It’s the one where the lecturer told his students, going home for Christmas or somesuch, to behave extraordinarily well, and do everything that could be expected of them and more - without telling why. Turns out that the parents were provoked by this behaviour, and I think some of them even complained to the university when they found out about the experiment.
I’m not certain if this is the answer you’re looking for, but the sociology experiment reminds me of Michel Foucault’s Panopticon, a system designed to oversee and maintain a body of people (here, students) to achieve orderly and positive results. Though the Panopticon is often used in reference to prisons, it can be applied here, as the main point behind Foucault’s idea is that the observed (students) are never aware how or when they are being observed (by the professor) and so must maintain proper behavior all the time, thereby self-policing their behavior without the direct need of the authority system (the professor).
Again, though I don’t know if this is the information you were looking for, I do think there is a parallel here somewhere.
This sounds highly implausible.
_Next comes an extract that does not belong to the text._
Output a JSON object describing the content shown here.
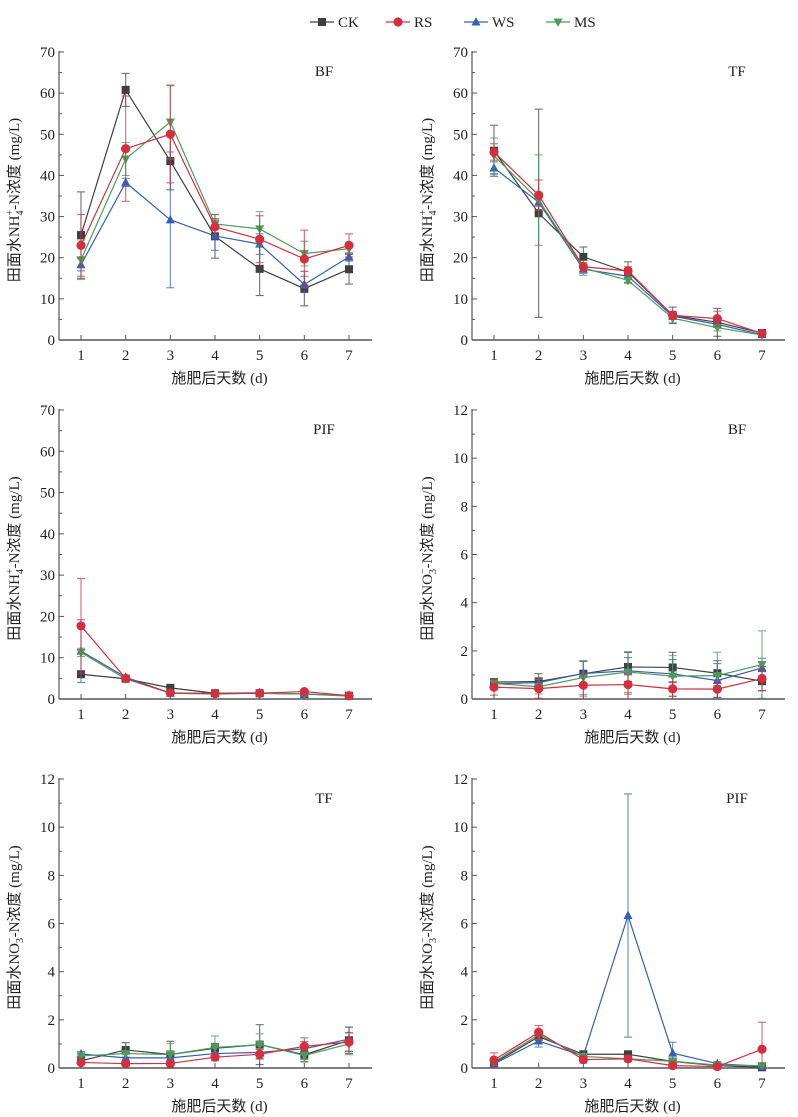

Why would they follow their lecturer’s instruction, even in his absence, if they were not, in previous years, willing or able consistently to behave as their parents would wish, even when their parents are right there? I just can’t see a lecturer’s instruction having that much effect on students actual behavior.
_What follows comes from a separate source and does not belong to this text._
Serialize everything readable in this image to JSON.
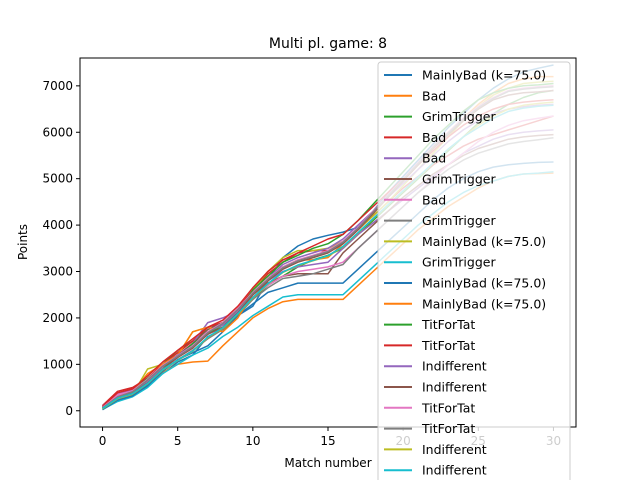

Well, I think it was only for a weekend, and they may have been motivated by it being an experiment. We’ll see if a cite comes around.
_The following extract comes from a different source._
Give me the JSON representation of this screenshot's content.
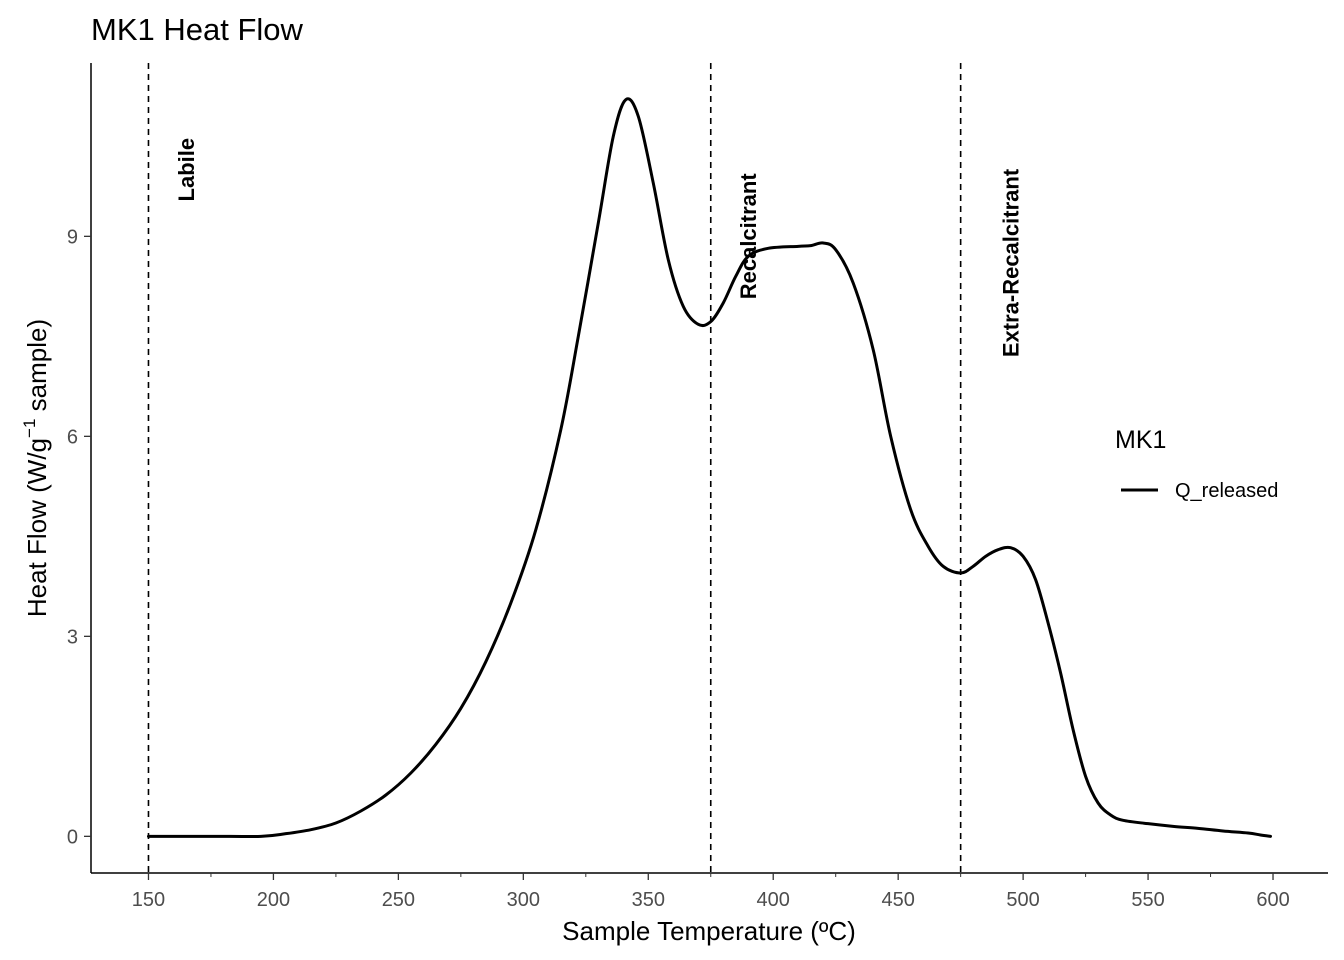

asharksrevenge: Thanks, but that’s not it.
The parents got suspicious when the kids tried to electrocute them.
Not that one either, I’m afraid. I think actually it was more informal homework than actual experiment. They were supposed to help with chores in the house, and be extraordinarily polite, to the point that their parents got very annoyed by this unprecedented behaviour.
I wrote famous, because I think I’ve heard about it several times, but I might be wrong.
The concept was Jeremy Bentham’s. Foucault picked up on it a couple centuries later:
I’ve never heard of this, but in thinking about it, I can actually see the hypothetical parent’s point. My kids are great, and they were a pleasure to live with when they lived at home, but like all normal kids, I sometimes had to break out the reminders/prodding for room cleaning, dish doing, etc. I think my reaction to a suddenly over-solicitous and helpful offspring would be something along the lines of “What the hell is wrong with you?”
In case anyone’s interested, I found out who this was - Harold Garfinkel, in a ‘breaching’ experiment
The original text can be found here, page 44 onwards.
Interesting. I find the large reactions so very odd, especially since I would expect several students to have never had a chance to react all that differently. It would seem to me that you’d have to go out of your way to indicate your outsider status in order for this to work in just an hour.
I am also curious why you made the jump from acting like a stranger to being too well behaved.
Social interaction is permeated with all sorts of unspoken and even unconsidered assumptions. Comedies of manners touch upon this. Those writing laws, rules and contracts also learn that you can’t cover every contingency. A great many of our expectations never cross our minds.